LWN.net Logo

Advertisement

GStreamer, Embedded Linux, Android, VoD, Smooth Streaming, DRM, RTSP, HEVC, PulseAudio, OpenGL. Register now to attend.

Advertise here

MD / DM

The Linux software RAID code (often called "MD" for "multi-device") is a longstanding feature of the kernel. RAID users appreciate its robustness, configurability, and the fact that it performs well; better performance than that achieved with hardware RAID controllers is not unheard of. In recent years, little has been heard about the MD code, however. Its feature set has changed slowly, and developments with the device mapper code have taken a higher profile. That, perhaps, is as it should be; a storage subsystem which attracts attention is rarely a good thing.

That said, MD hacker Neil Brown has been busy. His latest patch set implements RAID5 reshaping: the ability to add devices to a RAID5 array without going through a backup and restore cycle - or even shutting the array down. This is a nontrivial task; adding a drive to a RAID5 array requires redistributing data and parity blocks across the entire array. With this version of the patch, Linux MD can not only perform this task, but it can do it while still handling normal I/O to the array. The new patch also checkpoints the process, so that it can be restarted if interrupted in the middle; this corrects a minor defect in the previous version, wherein interrupting the reshaping task would cause all data in the array to be lost.
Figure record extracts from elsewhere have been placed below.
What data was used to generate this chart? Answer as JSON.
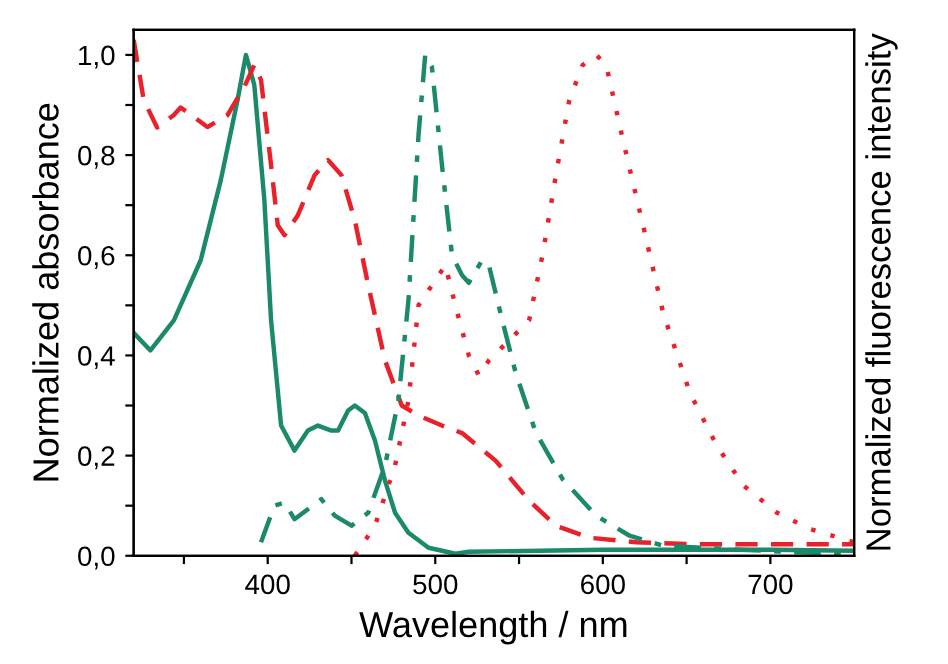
{
  "chart_data": {
    "type": "line",
    "xlabel": "Wavelength / nm",
    "ylabel": "Normalized absorbance",
    "y2label": "Normalized fluorescence intensity",
    "xlim": [
      320,
      750
    ],
    "ylim": [
      0,
      1.05
    ],
    "xticks": [
      {
        "value": 350,
        "label": null
      },
      400,
      {
        "value": 450,
        "label": null
      },
      500,
      {
        "value": 550,
        "label": null
      },
      600,
      {
        "value": 650,
        "label": null
      },
      700
    ],
    "yticks": [
      {
        "value": 0,
        "label": "0,0"
      },
      {
        "value": 0.1,
        "label": null
      },
      {
        "value": 0.2,
        "label": "0,2"
      },
      {
        "value": 0.3,
        "label": null
      },
      {
        "value": 0.4,
        "label": "0,4"
      },
      {
        "value": 0.5,
        "label": null
      },
      {
        "value": 0.6,
        "label": "0,6"
      },
      {
        "value": 0.7,
        "label": null
      },
      {
        "value": 0.8,
        "label": "0,8"
      },
      {
        "value": 0.9,
        "label": null
      },
      {
        "value": 1.0,
        "label": "1,0"
      }
    ],
    "grid": false,
    "marker": "none",
    "series": [
      {
        "color": "#1a8a6a",
        "line_style": "solid",
        "x": [
          320,
          330,
          344,
          360,
          372,
          382,
          387,
          392,
          398,
          402,
          408,
          416,
          424,
          430,
          438,
          442,
          448,
          452,
          458,
          464,
          470,
          476,
          484,
          496,
          512,
          520,
          600,
          700,
          750
        ],
        "values": [
          0.445,
          0.41,
          0.47,
          0.59,
          0.75,
          0.91,
          1.0,
          0.94,
          0.71,
          0.47,
          0.26,
          0.21,
          0.25,
          0.26,
          0.25,
          0.25,
          0.29,
          0.3,
          0.285,
          0.23,
          0.15,
          0.086,
          0.046,
          0.016,
          0.004,
          0.008,
          0.012,
          0.012,
          0.01
        ]
      },
      {
        "color": "#e8212b",
        "line_style": "dashed",
        "x": [
          320,
          326,
          334,
          344,
          348,
          356,
          364,
          376,
          386,
          392,
          396,
          402,
          406,
          410,
          418,
          428,
          436,
          444,
          452,
          460,
          470,
          480,
          490,
          504,
          516,
          536,
          556,
          572,
          592,
          620,
          656,
          696,
          750
        ],
        "values": [
          1.03,
          0.91,
          0.855,
          0.88,
          0.895,
          0.876,
          0.856,
          0.88,
          0.936,
          0.98,
          0.95,
          0.78,
          0.66,
          0.64,
          0.68,
          0.76,
          0.79,
          0.76,
          0.67,
          0.54,
          0.39,
          0.3,
          0.28,
          0.26,
          0.245,
          0.19,
          0.11,
          0.06,
          0.036,
          0.027,
          0.023,
          0.023,
          0.023
        ]
      },
      {
        "color": "#1a8a6a",
        "line_style": "dashdot",
        "x": [
          396,
          404,
          410,
          416,
          424,
          432,
          440,
          450,
          460,
          470,
          478,
          484,
          490,
          494,
          498,
          504,
          510,
          516,
          520,
          528,
          532,
          540,
          548,
          560,
          576,
          596,
          616,
          636,
          676,
          716,
          750
        ],
        "values": [
          0.027,
          0.1,
          0.106,
          0.073,
          0.093,
          0.113,
          0.08,
          0.06,
          0.086,
          0.18,
          0.31,
          0.51,
          0.84,
          1.0,
          0.976,
          0.78,
          0.6,
          0.56,
          0.545,
          0.59,
          0.58,
          0.47,
          0.365,
          0.246,
          0.153,
          0.08,
          0.04,
          0.02,
          0.013,
          0.007,
          0.004
        ]
      },
      {
        "color": "#e8212b",
        "line_style": "dotted",
        "x": [
          452,
          464,
          476,
          484,
          490,
          500,
          506,
          512,
          520,
          526,
          532,
          544,
          556,
          564,
          572,
          580,
          588,
          596,
          602,
          612,
          624,
          636,
          652,
          668,
          684,
          704,
          724,
          744,
          750
        ],
        "values": [
          0.0,
          0.06,
          0.18,
          0.31,
          0.5,
          0.55,
          0.58,
          0.5,
          0.4,
          0.36,
          0.39,
          0.43,
          0.47,
          0.6,
          0.76,
          0.91,
          0.98,
          1.0,
          0.98,
          0.83,
          0.66,
          0.485,
          0.325,
          0.22,
          0.14,
          0.086,
          0.053,
          0.033,
          0.027
        ]
      }
    ]
  }
}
Neil notes that things could still go wrong:

There is still a small window ( < 1 second) at the start of the reshape during which a crash will cause unrecoverable corruption. My plan is to resolve this in mdadm rather than md. The critical data will be copied into the new drive(s) prior to commencing the reshape. If there is a crash the kernel will refuse the reassemble the array. mdadm will be able to re-assemble it by first restoring the critical data and then letting the remainder of the reshape run it's course.

Neil has various other enhancements in mind, including the ability to upgrade a RAID5 array to RAID6 (which increases fault tolerance by adding another set of parity blocks). Quite a bit, clearly, is happening in the MD world.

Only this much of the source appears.